Diphtherie wird von Mensch zu Mensch übertragen. Diphtherie-Patienten sollten deshalb keinen Kontakt zu Personen ohne Impfschutz haben. Im Krankenhaus werden die Patienten deshalb so rasch wie möglich isoliert, denn Kontaktpersonen des Kranken sind besonders ansteckungsgefährdet. Kontaktpersonen sind beispielsweise Personen, die im Haushalt des Patienten leben, Mitschüler, Kinder der gleichen Gruppe einer Kindereinrichtung, Erzieher und Betreuer, medizinische Pflegekräfte, Arbeitskollegen oder Freunde.
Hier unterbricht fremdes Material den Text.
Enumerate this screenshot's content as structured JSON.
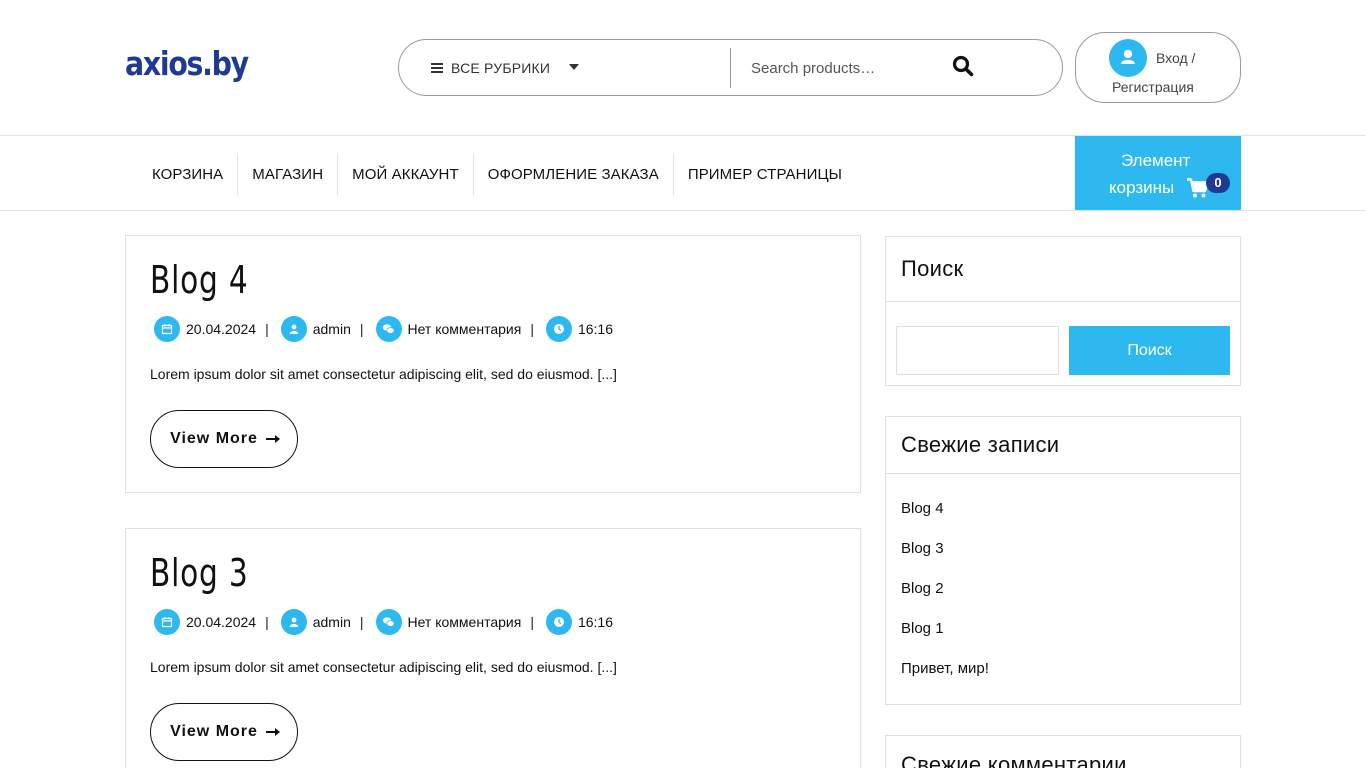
{
  "header": {
    "logo": "axios.by",
    "categories_label": "ВСЕ РУБРИКИ",
    "search_placeholder": "Search products…",
    "login_line1": "Вход /",
    "login_line2": "Регистрация"
  },
  "nav": {
    "items": [
      {
        "label": "КОРЗИНА"
      },
      {
        "label": "МАГАЗИН"
      },
      {
        "label": "МОЙ АККАУНТ"
      },
      {
        "label": "ОФОРМЛЕНИЕ ЗАКАЗА"
      },
      {
        "label": "ПРИМЕР СТРАНИЦЫ"
      }
    ],
    "cart_line1": "Элемент",
    "cart_line2": "корзины",
    "cart_count": "0"
  },
  "posts": [
    {
      "title": "Blog 4",
      "date": "20.04.2024",
      "author": "admin",
      "comments": "Нет комментария",
      "time": "16:16",
      "excerpt": "Lorem ipsum dolor sit amet consectetur adipiscing elit, sed do eiusmod. [...]",
      "button": "View More"
    },
    {
      "title": "Blog 3",
      "date": "20.04.2024",
      "author": "admin",
      "comments": "Нет комментария",
      "time": "16:16",
      "excerpt": "Lorem ipsum dolor sit amet consectetur adipiscing elit, sed do eiusmod. [...]",
      "button": "View More"
    }
  ],
  "sidebar": {
    "search_title": "Поиск",
    "search_button": "Поиск",
    "recent_title": "Свежие записи",
    "recent_items": [
      "Blog 4",
      "Blog 3",
      "Blog 2",
      "Blog 1",
      "Привет, мир!"
    ],
    "comments_title": "Свежие комментарии"
  },
  "colors": {
    "accent": "#2db8f0",
    "brand": "#1f3a93"
  },
  "icons": {
    "categories": "menu-icon",
    "search": "search-icon",
    "login": "user-icon",
    "cart": "cart-icon",
    "date": "calendar-icon",
    "author": "user-icon",
    "comments": "comments-icon",
    "time": "clock-icon"
  }
}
Menschen, die mit einem Diphtherie-infizierten Patienten in Kontakt gekommen sind, sollten einen Nasen- und Rachenabstrich entnehmen lassen. Außerdem sollten sie für einen Zeitraum von 7 Tagen beobachtet werden, ob Symptome einer Diphtherie auftreten. Darüber hinaus wird eine vorbeugende Antibiotikatherapie mit Penicillin oder Erythromycin empfohlen - unabhängig davon, ob sie Symptome aufweisen oder bereits geimpft sind. Falls ihre letzte Diphtherie-Auffrischimpfung mehr als 5 Jahre zurückliegt, sollten sie geimpft werden.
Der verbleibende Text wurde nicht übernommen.